Korean Americana at Kalbi Burger in Los Angeles

[Photographs: Damon Gambuto]
Kalbi Burger
4001 Wilshire Blvd., Los Angeles CA 90010 (map); 213-738-7898; kalbiburger.com
Cooking Method: Griddled
Short Order: A Korean spin on the burger is two parts hit, one part miss
Want Fries with That? Sure—frozen, skinny cut spuds are just OK, but combo order gets you fries and a drink for just a couple of bucks more
Prices: The Kalbi Burger (with fries and a drink), $9.95; burger only, $7.95
You could say it was just a matter of time. A burger joint with a Korean twist seemed like a Los Angeles inevitability. A city that claims the origin of the fast food burger and Asian fusion cuisine mixed with the largest Korean population outside of Korea is a veritable cultural recipe for the Korean-styled burger spot.
With the recent addition of Kalbi Burger to our ever-expanding burger kingdom here in the City of Angels, the Korean burger joint has arrived with a purpose. Sure we've had Korean-influenced burgers hit a few local menus (I reviewed the one at Gyenari a while back), but Kalbi Burger is a glossy, out-of-the-box restaurant that seems to have designs on growing itself and the signature dish into a full-fledged American tradition.
The strip-mall storefront of Kalbi Burger is on the Western frontier of our rapidly expanding Korea town. I'm probably going to get the explanation of the name a little wrong so I encourage those in the know to give us the heads up in the comments, but I'll try to do it a modicum of justice. Kalbi Burger is named after the Korean dish most familiar to Americans: barbecue. Kalbi (or galbi) while literally meaning "rib" can actually refer to a number of different grilled dishes. The kalbi referenced here is the Korean marinated short rib. Traditionally made with Korean soy sauce, garlic and sugar, it can also get a little kick from some rice wine, sesame oil, and chili paste. It's a savory and sweet flavor that is, quite simply, delicious. Does it work for a burger? Depends.

The signature Kalbi Burger is made with a blend of short rib and chuck. The owners make note that all their meat is both Angus and humanely raised. It's also free of hormones and antibiotics. All prospective burger chains should be so conscientious. They top the burger with American cheese, Romaine lettuce, tomato, red onion, a Korean vinaigrette, and kalbi aioli.
Interestingly their default temperature is medium well, but not for the reason you'd guess. They aren't worried about getting you sick. Rather, they are worried about you getting sick of their burger. When I asked for mine medium rare, I was directed to medium. The explanation: medium rare results in a "too buttery" burger. I was suspicious and hopeful all at the same time. Medium it was.
The Korean influence on this burger is apparent from the get go. The vinaigrette and aioli stepped forward immediately and made for a delicate sweetness that was beguiling. It matched the healthy portioning of lettuce, tomato, and onion really nicely. The beef itself wasn't as full-flavored as I'd hoped, but this was, in large portion, due to its portioning.

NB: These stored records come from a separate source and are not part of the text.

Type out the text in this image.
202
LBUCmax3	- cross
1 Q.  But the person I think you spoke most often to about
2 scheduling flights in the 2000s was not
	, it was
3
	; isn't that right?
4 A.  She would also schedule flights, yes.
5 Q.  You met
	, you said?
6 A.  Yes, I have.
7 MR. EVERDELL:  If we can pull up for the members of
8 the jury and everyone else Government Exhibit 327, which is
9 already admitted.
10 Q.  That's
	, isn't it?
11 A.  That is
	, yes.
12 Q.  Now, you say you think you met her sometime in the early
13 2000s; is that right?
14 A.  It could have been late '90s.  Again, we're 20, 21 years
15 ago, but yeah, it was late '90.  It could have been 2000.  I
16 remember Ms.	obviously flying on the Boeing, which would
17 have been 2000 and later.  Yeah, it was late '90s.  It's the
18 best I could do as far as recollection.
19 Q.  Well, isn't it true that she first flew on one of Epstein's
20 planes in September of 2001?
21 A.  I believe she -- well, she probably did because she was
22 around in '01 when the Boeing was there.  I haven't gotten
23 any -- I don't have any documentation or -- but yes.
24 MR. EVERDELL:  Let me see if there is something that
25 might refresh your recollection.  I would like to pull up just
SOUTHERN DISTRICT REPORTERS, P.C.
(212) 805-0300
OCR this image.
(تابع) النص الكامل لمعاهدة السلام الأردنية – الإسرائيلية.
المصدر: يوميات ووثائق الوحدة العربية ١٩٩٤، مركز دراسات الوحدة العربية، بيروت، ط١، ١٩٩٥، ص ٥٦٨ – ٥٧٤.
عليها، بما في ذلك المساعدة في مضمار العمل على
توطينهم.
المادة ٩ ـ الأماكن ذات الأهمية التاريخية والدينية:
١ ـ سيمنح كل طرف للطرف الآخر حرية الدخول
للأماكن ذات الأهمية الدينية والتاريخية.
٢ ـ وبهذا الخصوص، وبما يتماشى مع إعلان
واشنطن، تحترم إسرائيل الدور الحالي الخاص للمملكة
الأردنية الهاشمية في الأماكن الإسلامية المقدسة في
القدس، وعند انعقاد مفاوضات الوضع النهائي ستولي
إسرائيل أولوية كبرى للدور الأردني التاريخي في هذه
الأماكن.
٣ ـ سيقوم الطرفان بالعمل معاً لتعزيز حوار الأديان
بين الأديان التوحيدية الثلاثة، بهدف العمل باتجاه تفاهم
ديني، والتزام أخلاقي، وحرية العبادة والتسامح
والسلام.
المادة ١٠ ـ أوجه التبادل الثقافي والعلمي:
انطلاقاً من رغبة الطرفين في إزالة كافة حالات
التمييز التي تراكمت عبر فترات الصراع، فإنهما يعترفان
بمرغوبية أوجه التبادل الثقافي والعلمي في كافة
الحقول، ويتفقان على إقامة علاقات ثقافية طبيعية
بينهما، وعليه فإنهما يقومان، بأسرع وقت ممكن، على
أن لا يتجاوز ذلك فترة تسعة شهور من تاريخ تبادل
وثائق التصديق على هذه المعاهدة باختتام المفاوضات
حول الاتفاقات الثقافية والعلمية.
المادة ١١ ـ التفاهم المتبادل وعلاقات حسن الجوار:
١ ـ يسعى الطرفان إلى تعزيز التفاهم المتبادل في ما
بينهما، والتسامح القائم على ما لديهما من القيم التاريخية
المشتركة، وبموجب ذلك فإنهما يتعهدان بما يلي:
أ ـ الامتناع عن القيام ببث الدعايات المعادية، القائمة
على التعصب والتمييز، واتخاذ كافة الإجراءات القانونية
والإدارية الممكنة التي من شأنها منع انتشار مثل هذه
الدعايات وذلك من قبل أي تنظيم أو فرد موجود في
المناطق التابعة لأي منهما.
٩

The flaky, almost hard roll-style bun and toppings weren't in proper ratio with the beef. Further, an otherwise tasty patty got an odd grind grind. It was especially fine giving the meat a smooth texture that just doesn't work for a burger. In fact, I'd guess a coarser and more loosely packed Kalbi patty would allow for a cooler temperature to work on this burger. That said, all of the flavors were great. Well, all except one. The American cheese struck me as out of place. The distinctive tang didn't match the rest of the burger and felt like one topping too many.

I also tried the Saigon Burger. This Vietnamese-influenced burger is a straight Angus chuck patty topped with cucumber, jalapeno, cilantro. pickled carrot, radish, and Saigon sauce. Again, the distinctive Asian flavors popped. The toppings on this burger were truly excellent and certainly an argument for East meeting West.

I tried the regular and salt and vinegar fries. Both start as frozen skinny cuts that get one go in the oil. The regular fries are just good, but that's good enough. The salt and vinegar, while having excellent flavor came out soggy, which was a turn off. I also tried the homemade chili, and if you go to Kalbi Burger you should too. It's deep, developed all-meat chili that gets its flavor as much from the earthiness of some herbs (bay leaves, et al.) as it does a hit of chili powder. Mixed with cheese and red onion it was a surprising treat.
Kalbi Burger doesn't make the grade on all counts, but not every aspect of the burger has to be an A. Yes, their grind should be worked out and their bun issues could be solved with a simple commercial order from Sysco, let alone using any of a number of great local bakeries, but there is still something to like about this place. Did I just say that I don't like the grind and the bun, but I still think there is something to like about a burger? I guess I did. Strange as it is, I still enjoyed aspects of my meal despite the burger-ness of Kalbi letting me down. The toppings were really tasty and I think they have promise for being part of a great fusion dish. For now, it's just OK.